The article highlights a major concern emerging from the RSA Conference 2026: while agentic AI—AI systems capable of autonomous decision-making and action—is advancing rapidly, security frameworks are struggling to keep pace. Organizations are deploying AI agents across workflows, cloud systems, and enterprise operations, but the security infrastructure protecting these systems remains immature. This mismatch is creating a widening “AI security gap,” where innovation is outpacing governance and risk management.
A central issue discussed is the lack of visibility and control over AI agents. Unlike traditional software, agentic AI can initiate actions, interact with other systems, and operate independently, making it harder to monitor behavior and detect threats. Many current security tools were designed for static or human-driven systems and cannot fully track AI-driven processes—especially in complex environments like GPU-powered AI infrastructures, where significant blind spots exist.

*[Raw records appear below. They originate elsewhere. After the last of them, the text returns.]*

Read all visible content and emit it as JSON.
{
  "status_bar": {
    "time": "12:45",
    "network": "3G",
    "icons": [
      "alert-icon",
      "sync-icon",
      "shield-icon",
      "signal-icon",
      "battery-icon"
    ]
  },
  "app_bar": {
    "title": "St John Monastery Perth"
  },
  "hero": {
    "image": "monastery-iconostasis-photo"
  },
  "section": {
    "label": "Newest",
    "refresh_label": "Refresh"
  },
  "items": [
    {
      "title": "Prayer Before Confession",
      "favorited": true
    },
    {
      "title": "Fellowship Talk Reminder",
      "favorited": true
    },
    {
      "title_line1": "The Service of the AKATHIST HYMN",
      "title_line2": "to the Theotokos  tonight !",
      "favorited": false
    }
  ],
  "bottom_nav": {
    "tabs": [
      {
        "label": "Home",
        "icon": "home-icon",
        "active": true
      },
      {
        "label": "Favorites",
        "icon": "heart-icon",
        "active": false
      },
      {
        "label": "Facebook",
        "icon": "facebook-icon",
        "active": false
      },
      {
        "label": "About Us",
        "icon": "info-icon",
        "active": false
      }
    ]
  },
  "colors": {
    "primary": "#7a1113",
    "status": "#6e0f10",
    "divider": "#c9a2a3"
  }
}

The article also points to new types of risks introduced by agentic AI. These include unauthorized access, data exposure, and the possibility of AI agents being manipulated or exploited by attackers. Because these systems often operate at high speed and scale, even small vulnerabilities can lead to large-scale consequences. Traditional defenses such as endpoint monitoring or rule-based controls are no longer sufficient, requiring a shift toward AI-native and context-aware security approaches.
Ultimately, the piece concludes that closing the AI security gap will require a fundamental rethink of cybersecurity. Organizations must adopt new architectures, better visibility tools, and stronger governance models specifically designed for autonomous systems. As agentic AI becomes central to enterprise operations, security can no longer be an afterthought—it must evolve alongside AI to ensure trust, resilience, and safe deployment at scale.